Earlier this week I heard that comment a lot, which isn’t surprising when you consider I’ve spent the better part of the last three weeks in the hospital. What started as a simple draining has become much more complicated and now I find myself in bed with oxygen running at two liters per minute just to keep my blood oxygen level where it needs to be (above ninety percent.)
What changed? Originally, I was staying for another dose of chemo. My lab draw, however, showed my red blood cell count to be low. My platelets were “fifty.” short for fifty thousand, which is low. My hematocrit (percent of red blood cells to carry oxygen), which they like to see over nine, was seven point five. What this meant was that instead of my normal chemo dose, I’d be treated with the nausea inducing antibiotics and a unit of blood (about five hundred milliliters).
On top of the blood issues, I started running fevers and developed cellulitis at one of the drain site. This isn’t a huge issue, some IV antibiotics should have done the trick except that I was also receiving chemotherapy. That meant I would need a longer course of treatment than the average patient. I was fine with the idea of two weeks –eek!– on oral antibiotics that were making me nauseous until they actually made me physically sick. Tack on to that a small abscess that we couldn’t drain due to location and size and we were back to the drawing board. The doctors agreed to put me back on the IV Vancomycin that had been working so well and hopefully that would be the end of that.

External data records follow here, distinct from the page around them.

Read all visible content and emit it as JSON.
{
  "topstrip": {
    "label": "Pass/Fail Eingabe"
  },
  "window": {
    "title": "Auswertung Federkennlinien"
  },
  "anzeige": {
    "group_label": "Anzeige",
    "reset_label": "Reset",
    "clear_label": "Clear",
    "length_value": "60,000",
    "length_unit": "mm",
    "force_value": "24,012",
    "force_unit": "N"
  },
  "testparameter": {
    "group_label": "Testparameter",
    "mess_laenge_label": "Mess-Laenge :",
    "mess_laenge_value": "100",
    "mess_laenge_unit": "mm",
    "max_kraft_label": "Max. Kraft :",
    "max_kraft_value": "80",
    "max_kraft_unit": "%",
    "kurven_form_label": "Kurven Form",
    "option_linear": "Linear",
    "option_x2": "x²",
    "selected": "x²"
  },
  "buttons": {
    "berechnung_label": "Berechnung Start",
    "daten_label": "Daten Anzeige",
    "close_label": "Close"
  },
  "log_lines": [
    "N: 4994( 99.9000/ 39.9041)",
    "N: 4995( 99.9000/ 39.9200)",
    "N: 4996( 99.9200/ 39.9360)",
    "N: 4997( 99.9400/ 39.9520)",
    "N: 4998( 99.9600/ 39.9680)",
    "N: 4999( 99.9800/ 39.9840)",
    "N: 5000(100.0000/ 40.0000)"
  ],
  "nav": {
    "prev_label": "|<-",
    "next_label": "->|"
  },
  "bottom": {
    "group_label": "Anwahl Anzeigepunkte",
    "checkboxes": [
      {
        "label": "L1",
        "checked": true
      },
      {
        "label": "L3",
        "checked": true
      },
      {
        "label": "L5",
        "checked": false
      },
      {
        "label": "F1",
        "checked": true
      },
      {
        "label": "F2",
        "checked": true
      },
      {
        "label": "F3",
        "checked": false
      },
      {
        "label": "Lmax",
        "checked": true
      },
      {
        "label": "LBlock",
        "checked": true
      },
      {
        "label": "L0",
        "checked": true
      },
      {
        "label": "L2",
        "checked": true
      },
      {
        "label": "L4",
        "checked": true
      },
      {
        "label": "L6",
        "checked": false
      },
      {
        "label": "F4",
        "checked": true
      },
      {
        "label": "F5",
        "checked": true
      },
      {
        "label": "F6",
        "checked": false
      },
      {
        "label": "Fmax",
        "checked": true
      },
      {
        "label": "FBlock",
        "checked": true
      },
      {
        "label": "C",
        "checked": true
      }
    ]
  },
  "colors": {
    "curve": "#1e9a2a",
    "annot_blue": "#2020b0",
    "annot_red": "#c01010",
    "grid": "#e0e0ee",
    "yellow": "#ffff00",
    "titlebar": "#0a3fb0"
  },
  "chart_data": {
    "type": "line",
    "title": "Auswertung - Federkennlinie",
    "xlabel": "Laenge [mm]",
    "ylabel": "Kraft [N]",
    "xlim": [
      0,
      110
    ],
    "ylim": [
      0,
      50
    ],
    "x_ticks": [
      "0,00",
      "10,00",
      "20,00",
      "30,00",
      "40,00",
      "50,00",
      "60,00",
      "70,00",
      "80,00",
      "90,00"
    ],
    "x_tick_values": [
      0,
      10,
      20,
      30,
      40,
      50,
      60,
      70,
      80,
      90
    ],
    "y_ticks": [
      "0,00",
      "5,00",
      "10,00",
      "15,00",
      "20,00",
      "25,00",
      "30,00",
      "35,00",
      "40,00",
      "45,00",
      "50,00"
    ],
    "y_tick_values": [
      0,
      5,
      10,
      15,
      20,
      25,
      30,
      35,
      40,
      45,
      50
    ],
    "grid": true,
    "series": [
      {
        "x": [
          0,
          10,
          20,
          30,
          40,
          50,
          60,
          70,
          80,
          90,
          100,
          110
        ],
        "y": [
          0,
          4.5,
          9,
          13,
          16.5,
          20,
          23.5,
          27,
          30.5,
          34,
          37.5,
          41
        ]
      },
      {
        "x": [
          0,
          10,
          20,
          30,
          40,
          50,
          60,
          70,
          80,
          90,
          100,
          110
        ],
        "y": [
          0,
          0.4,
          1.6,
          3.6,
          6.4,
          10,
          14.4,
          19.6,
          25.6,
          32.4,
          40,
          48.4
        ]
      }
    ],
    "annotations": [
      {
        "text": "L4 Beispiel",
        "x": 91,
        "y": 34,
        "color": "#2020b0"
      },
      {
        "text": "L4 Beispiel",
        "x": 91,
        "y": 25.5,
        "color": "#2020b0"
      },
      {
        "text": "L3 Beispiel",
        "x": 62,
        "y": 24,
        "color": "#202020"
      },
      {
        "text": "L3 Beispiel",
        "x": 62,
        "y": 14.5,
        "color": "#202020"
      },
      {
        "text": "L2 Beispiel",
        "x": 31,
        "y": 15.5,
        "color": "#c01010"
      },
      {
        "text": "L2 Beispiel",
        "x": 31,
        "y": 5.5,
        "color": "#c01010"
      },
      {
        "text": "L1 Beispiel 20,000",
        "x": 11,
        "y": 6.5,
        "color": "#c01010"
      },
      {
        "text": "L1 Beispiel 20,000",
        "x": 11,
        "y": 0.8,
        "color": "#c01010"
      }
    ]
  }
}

I looked forward to going home as I had started feeling better and the IV vanco could be done at Dr. Brook’s office. Unfortunately, two nights of one hundred degree plus fevers struck. Clearly, the infection was not as controlled as the doctor had hoped. Dr. Brooks decided that it was best if I stayed another day or two and we controlled my temperature. In the mean time, we could do another paracentesis and thoracentesis. I decided I really wanted my chest drained first because my cough was becoming terrible. Painful even. They drained my chest in the morning removing nine hundred milliliters and I felt like I could breathe easier, except for the pain, already. I was prepared for a day of catching up to the pain, that was my experience from the previous time, but this time seemed different. It took almost all night to get even slight control over the pain (and even now it sometimes hurts when I breathe). When the cough didn’t appear to improve, Dr. Brooks decided to have a second chest x-ray done to look for a pneumothroax (collapsed lung).
Good news: the lung is fine.
Bad news: it looks like I have developed pneumonia and will be on more IV antibiotics and spend a bit more time in the hospital. I’m getting insanely tired of being in the hospital, even if the care has been so amazing. My nurses have been attentive and kind; I can’t complain about a single one of them. Still, I want to get home and back to finding a flow to things. I’m also really scared. What if I go home and get worse again? What if this is the end? I was starting to believe that the abraxane (especially now that it is going to be covered outpatient and we won’t need to pay for it!) was going to be our cure, if not at least a step towards it. But in three weeks I’ve gone from hanging out with friends, going to soccer games and the mall to being mostly bed bound, walking the hospital floor, having swollen legs and abdomen and coughing so terribly the nursing staff looks concerned. I don’t feel better. I feel worse and it’s getting me down.
So folks, I ask that you keep praying. I also appreciate the messages of love and support. Thank you for the flowers and phone calls. Please don’t stop getting in touch with me and letting me know what you are thinking. It boosts my morale and I need it. I think we all do right now.